Frogman Festival Celebrates the Four-Foot-Tall Cryptid Allegedly Roaming Loveland

“The vibe of the Frogman in the cryptid community, I think, is one of love and adoration for this strange, little creature.”

Feb 22, 2023 at 5:10 am
click to enlarge A festival celebrating the Loveland Frogman is coming to the Great Wolf Lodge in Mason on March 4. - Artist Rendoring: Tim Bertlink
Artist Rendoring: Tim Bertlink
A festival celebrating the Loveland Frogman is coming to the Great Wolf Lodge in Mason on March 4.

Ohio is weird. Several books have been published on topics that explore Ohio’s hauntings, myths, legends and lore. 

Weird Ohio details abandoned places like “Hell Town” in Summit County, local connections to the famed Mothman, ghosts in the woods of Old Xenia, random Bigfoot sightings, origin stories of the “Hollow Earth Theory” and its founder John Cleves Symmes and, of course, unidentified flying objects.

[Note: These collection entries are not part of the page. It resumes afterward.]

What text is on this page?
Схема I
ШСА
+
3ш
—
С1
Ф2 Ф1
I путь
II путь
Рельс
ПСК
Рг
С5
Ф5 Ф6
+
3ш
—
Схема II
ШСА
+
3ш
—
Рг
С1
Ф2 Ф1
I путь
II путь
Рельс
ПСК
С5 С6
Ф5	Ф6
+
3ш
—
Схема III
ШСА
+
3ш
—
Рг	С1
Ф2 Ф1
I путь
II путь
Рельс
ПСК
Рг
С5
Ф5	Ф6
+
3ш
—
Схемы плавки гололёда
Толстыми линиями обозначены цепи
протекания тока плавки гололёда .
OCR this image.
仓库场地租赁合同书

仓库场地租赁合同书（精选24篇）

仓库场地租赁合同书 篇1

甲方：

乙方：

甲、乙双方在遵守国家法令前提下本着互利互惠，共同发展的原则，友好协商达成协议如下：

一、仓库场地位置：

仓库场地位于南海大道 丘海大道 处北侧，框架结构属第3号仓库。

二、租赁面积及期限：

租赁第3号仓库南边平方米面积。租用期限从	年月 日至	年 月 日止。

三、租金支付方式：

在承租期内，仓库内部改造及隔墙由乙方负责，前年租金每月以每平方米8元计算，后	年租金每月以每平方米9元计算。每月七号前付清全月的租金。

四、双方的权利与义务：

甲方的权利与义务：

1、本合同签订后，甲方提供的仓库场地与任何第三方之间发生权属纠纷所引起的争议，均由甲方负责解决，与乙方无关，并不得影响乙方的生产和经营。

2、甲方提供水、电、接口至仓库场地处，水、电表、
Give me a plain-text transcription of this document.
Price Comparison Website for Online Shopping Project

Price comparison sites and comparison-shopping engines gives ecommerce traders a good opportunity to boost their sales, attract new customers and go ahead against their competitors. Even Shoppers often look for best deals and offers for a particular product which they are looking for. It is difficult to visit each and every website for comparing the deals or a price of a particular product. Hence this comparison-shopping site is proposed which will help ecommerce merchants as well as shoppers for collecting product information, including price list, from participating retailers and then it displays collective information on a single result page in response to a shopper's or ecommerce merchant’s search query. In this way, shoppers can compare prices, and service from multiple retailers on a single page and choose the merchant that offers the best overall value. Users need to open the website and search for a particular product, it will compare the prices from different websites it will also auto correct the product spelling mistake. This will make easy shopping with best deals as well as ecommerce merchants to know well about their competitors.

But if Ohio is a weird state, then Cincinnati is its cryptid capital, and local folklore enthusiast and cartographer, Jeff Craig, aims to put the Queen City on the map, literally. 

Craig is the creator of Map in Black, a map of North America that pinpoints Cincinnati for a little-known reason. The map examines places known for aliens, hauntings, native lands, sacred geography, cryptids, ecology, unexplained mysteries, strange occurrences and Cincinnati’s very own legend of the Loveland Frogman. 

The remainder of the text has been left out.